The one-week repo rate, known as policy rate, was also kept at 7.5 percent, the bank said.
In late liquidity window interest rates -- between 4 p.m. (1300 GMT) and 5 p.m. (1400 GMT) -- the borrowing rate has been kept at zero percent and the lending rate has been reduced from 10 percent to 9.75percent.
The bank said in a statement that recent data and indicators regarding the third quarter show a deceleration in Turkey’s economic activity and that current financial conditions are tight.
"While developments in tourism revenues will have a negative impact in the short run, the lagged effects of the developments in the terms of trade and the moderate course of consumer loans will continue to contribute to the improvement in the current account balance," the statement said.
"The slowdown in aggregate demand contributes to the gradual fall in core inflation.
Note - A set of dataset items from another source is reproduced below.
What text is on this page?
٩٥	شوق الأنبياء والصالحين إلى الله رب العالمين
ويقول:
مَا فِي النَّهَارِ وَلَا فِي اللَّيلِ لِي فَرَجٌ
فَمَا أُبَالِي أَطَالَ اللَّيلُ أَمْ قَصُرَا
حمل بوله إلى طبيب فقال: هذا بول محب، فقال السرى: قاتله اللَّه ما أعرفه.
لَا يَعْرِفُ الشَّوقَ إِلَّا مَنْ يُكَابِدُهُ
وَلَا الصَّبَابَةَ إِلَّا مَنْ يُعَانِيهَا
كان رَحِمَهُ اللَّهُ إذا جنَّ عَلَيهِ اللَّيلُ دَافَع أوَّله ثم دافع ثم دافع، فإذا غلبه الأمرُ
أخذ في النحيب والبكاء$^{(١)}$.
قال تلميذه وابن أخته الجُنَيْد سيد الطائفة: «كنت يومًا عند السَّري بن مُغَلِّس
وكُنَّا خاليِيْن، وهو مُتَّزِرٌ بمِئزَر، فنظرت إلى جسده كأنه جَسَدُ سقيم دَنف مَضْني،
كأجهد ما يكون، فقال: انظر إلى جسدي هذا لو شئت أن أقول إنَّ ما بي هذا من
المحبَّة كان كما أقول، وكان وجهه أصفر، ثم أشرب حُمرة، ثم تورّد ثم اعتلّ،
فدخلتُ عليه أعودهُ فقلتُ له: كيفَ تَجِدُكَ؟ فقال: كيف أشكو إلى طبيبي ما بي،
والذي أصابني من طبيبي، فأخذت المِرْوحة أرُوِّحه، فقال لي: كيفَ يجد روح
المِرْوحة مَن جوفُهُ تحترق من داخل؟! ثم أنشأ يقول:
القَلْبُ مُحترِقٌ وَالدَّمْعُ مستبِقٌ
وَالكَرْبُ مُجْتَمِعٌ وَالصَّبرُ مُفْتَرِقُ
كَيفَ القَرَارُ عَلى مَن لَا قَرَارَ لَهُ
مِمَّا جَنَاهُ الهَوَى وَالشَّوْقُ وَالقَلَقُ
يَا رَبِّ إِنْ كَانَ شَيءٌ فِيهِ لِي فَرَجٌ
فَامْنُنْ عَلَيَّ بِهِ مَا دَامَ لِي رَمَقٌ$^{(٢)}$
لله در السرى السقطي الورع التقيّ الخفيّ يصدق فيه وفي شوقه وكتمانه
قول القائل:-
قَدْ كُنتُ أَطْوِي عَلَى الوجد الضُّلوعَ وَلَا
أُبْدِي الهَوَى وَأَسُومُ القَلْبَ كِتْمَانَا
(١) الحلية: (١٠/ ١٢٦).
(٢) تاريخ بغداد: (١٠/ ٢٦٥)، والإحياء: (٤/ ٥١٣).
With the help from falling food prices, headline inflation is expected to display a decline in the short term," it added.
The recent tax adjustment in fuel prices and other cost factors limit the improvement in inflation and necessitate the maintenance of a cautious monetary policy stance, the bank said.
In light of these assessments, and considering its contribution to the effectiveness of monetary policy, the bank decided to take measured and cautious steps towards simplification.
The bank added its future monetary policy decisions would depend on the inflation outlook.
"Taking into account inflation expectations, pricing behavior and the course of other factors affecting inflation, the cautious monetary policy stance will be maintained," it said.
All but one of the 15 economists who attended the Anadolu Agency Finance Poll expected the upper band rate to be lowered to 8.25 from 8.50, while one economist expects a cut by 50 base points.
No change was expected in other short-term rates, according to the poll results announced Tuesday.